Comics were more popular among kids and teens during the 1940s and 1950s than video games are among today’s young people. Comics readership surveys during these decades found that more than 95% of all elementary school-aged children read comic books and comic strips regularly. More than 80% of teens read comics regularly and many adults did as well. There was little difference in readership based on gender, race, intellect, or socioeconomic levels. More than 80% of teens read comics regularly and many adults did as well. The combined readership pushed sales of comics to more than one billion new issues annually in the US alone by the early 1950s and made comics in newspapers the most popular section.
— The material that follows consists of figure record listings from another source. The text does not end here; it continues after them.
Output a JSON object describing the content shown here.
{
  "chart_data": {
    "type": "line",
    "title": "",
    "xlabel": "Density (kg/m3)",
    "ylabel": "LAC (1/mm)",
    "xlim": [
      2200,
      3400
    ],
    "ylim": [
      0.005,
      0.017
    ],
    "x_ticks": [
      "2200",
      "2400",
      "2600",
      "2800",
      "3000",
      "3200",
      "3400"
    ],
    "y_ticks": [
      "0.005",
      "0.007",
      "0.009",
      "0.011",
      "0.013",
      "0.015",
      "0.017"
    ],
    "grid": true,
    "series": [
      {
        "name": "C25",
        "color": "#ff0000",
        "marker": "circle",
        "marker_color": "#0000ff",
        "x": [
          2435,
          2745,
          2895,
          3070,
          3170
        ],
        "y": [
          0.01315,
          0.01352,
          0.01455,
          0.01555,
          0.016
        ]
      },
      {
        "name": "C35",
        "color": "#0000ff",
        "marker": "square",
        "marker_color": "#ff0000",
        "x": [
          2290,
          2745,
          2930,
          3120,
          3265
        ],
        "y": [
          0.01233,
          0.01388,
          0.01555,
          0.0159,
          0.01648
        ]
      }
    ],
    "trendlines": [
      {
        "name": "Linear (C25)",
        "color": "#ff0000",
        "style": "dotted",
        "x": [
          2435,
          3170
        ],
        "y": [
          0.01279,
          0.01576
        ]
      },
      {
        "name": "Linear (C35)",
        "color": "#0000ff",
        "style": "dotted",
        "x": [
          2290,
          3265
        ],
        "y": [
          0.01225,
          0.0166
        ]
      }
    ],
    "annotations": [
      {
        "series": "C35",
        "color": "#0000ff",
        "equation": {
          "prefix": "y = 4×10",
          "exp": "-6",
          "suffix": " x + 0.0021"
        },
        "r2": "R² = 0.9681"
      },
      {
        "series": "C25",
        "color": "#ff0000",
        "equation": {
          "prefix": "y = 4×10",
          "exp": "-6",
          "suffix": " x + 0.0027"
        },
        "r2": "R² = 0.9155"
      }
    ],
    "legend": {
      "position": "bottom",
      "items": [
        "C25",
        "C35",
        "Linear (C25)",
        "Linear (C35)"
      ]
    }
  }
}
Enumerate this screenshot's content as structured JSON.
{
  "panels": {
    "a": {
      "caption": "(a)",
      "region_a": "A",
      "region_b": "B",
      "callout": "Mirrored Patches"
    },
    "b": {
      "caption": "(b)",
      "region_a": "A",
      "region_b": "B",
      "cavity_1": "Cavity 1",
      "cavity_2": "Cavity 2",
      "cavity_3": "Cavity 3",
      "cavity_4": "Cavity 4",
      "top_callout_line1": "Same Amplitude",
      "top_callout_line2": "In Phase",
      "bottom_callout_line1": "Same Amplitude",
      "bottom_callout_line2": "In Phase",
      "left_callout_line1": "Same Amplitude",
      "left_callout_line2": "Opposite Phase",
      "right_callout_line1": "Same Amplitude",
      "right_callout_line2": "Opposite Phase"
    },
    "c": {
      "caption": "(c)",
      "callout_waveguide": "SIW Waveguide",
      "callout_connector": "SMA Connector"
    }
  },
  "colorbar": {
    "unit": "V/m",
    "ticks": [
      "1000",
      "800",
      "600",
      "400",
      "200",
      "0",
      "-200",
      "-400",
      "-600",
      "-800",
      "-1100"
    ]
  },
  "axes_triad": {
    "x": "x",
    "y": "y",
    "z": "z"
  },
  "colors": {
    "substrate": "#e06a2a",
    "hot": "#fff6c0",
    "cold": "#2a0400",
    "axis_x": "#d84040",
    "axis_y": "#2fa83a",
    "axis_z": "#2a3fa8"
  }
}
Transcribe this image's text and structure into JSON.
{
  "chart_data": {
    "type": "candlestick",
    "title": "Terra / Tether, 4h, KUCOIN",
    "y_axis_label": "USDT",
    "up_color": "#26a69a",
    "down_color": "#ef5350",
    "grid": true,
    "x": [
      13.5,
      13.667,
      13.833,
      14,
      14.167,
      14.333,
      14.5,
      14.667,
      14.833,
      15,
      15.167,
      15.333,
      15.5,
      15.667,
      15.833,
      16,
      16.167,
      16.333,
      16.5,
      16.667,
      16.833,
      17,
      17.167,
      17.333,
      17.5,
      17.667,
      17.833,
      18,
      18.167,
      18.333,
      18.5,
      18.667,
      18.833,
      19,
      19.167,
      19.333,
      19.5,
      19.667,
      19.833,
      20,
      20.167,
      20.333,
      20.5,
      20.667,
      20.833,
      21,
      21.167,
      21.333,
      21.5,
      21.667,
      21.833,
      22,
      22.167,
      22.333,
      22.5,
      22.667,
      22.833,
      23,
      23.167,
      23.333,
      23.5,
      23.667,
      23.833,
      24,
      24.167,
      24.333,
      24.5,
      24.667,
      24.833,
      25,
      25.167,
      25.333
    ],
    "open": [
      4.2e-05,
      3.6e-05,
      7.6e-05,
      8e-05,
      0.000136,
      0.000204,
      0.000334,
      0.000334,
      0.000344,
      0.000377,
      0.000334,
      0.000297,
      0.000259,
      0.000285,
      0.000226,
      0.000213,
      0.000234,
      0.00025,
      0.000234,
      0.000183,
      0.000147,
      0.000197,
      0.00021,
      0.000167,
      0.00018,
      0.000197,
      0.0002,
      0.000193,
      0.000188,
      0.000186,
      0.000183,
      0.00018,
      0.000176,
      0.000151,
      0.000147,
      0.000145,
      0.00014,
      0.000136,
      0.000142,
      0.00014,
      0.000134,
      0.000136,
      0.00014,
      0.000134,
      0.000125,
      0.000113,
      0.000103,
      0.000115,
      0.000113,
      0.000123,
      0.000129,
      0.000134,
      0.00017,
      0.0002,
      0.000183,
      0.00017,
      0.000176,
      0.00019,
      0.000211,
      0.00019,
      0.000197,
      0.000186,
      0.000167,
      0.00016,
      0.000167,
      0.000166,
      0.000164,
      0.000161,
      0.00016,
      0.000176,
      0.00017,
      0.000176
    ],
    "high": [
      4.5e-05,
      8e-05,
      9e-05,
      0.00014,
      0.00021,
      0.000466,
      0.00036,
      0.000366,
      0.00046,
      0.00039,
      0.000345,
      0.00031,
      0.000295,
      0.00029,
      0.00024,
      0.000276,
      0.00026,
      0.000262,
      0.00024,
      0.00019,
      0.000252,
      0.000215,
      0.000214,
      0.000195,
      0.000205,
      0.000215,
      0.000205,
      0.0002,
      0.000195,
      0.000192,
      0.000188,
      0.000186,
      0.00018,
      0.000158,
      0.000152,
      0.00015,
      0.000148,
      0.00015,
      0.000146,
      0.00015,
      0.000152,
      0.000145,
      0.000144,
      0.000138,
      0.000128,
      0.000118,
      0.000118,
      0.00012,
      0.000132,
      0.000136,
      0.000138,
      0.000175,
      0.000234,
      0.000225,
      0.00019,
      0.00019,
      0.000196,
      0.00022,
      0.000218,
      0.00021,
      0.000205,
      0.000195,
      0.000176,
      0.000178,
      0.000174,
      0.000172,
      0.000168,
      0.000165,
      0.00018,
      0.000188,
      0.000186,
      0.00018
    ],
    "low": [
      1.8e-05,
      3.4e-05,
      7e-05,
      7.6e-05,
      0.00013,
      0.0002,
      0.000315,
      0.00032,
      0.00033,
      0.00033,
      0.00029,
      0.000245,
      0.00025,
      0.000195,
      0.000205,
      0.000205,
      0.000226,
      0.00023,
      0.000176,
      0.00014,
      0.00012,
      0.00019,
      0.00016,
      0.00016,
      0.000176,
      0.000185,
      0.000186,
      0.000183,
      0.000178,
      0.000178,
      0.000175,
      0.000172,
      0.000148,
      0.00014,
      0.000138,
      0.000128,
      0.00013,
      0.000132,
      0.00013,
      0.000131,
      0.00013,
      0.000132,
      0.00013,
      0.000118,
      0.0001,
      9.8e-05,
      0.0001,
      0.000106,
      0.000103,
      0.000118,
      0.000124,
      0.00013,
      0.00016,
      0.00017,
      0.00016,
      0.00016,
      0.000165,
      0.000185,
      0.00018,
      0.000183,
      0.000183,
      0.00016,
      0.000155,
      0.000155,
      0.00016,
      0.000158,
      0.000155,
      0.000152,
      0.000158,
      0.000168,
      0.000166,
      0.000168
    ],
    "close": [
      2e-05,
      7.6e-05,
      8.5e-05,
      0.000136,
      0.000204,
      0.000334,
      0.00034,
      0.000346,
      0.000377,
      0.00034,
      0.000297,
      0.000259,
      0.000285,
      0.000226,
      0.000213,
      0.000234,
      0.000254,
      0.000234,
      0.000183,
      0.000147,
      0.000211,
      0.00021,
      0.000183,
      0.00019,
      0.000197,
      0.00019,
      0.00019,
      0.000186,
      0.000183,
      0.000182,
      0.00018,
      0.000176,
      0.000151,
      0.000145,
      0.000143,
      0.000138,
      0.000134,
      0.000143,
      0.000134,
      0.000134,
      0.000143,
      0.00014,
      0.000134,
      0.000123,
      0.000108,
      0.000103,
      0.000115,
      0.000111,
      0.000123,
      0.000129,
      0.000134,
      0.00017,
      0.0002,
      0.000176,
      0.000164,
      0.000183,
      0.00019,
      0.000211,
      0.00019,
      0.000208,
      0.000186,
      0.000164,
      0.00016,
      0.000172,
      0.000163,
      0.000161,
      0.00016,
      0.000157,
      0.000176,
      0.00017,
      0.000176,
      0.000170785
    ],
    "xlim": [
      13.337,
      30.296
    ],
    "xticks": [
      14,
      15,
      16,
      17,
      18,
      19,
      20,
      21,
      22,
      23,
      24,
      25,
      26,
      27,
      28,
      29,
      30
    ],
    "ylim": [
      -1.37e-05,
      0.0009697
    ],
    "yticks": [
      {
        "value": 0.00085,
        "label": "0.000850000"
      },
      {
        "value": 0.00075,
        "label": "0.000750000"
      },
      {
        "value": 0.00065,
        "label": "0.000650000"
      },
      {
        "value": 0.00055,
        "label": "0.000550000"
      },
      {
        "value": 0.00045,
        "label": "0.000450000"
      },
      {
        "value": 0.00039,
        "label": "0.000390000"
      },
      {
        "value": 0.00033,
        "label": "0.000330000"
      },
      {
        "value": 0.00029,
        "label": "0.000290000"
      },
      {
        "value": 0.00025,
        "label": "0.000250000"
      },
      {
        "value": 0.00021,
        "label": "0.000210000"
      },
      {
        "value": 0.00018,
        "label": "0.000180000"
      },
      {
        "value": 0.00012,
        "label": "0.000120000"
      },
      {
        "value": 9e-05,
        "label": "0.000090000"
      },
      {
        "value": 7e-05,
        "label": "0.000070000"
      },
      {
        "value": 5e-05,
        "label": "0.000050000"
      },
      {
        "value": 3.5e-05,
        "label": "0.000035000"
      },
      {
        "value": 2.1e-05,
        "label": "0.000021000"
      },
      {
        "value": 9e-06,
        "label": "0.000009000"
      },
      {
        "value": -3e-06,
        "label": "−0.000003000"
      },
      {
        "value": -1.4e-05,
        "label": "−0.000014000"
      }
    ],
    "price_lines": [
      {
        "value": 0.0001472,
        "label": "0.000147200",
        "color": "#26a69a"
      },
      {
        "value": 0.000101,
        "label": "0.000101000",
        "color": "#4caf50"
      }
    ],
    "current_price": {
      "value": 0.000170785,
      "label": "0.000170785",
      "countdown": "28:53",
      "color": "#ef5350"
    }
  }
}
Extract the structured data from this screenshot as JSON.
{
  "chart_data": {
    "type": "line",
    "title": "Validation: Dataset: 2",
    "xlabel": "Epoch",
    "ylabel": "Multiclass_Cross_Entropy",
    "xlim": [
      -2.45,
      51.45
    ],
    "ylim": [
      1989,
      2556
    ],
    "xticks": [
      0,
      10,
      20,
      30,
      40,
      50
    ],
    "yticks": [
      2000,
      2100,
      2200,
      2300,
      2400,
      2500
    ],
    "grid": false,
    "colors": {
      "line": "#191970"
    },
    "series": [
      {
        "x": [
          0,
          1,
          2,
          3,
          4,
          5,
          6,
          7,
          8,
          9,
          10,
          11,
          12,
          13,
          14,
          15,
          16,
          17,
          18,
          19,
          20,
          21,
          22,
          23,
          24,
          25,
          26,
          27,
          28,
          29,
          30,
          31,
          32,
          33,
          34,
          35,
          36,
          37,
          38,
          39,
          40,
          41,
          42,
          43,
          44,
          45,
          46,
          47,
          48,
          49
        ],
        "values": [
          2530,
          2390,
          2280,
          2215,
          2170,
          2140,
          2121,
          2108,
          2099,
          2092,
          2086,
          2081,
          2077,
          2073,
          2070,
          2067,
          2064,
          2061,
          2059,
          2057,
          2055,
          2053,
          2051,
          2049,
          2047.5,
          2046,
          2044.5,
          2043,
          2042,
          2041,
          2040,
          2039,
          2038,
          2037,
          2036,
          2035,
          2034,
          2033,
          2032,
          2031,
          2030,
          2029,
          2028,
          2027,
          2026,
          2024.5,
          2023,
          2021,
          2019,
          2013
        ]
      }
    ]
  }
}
But the cool thing is that a lot of kids were doing more than just ‘reading’ comics. They were using comics as ways of building social networks, developing writing and cartooning avocations, challenging the social status quo, and so much more. Through lots of deep archival work, dives in old newspapers, and even some interviews, I’ve begun assembling what I think is a really incredible story about how young people took used and subverted these accessible, abundant cultural commodities we think of as comics to create their own vibrant youth-focused print culture. I’ve been able to share some of these stories in papers and conference talks, but I look forward to sharing these stories in book form.
Favorite or new graphic novel recommendations?
I’m an avid reader, so I spend (maybe) too much time reading and thinking about comics, making it hard to pick only a few.
- Necessary subscription: The Nib’s quarterly comics magazine.
- Memoir for teens and older: Joel Christian Gill’s Fights: One Boy’s Triumphs Over Violence.
- Biography: Isabel Quintero and Zeke Peña’s Photographic: The Life of Graciela Iturbide.
- Makes me smile: Laura Knetzger’s Bug Boys.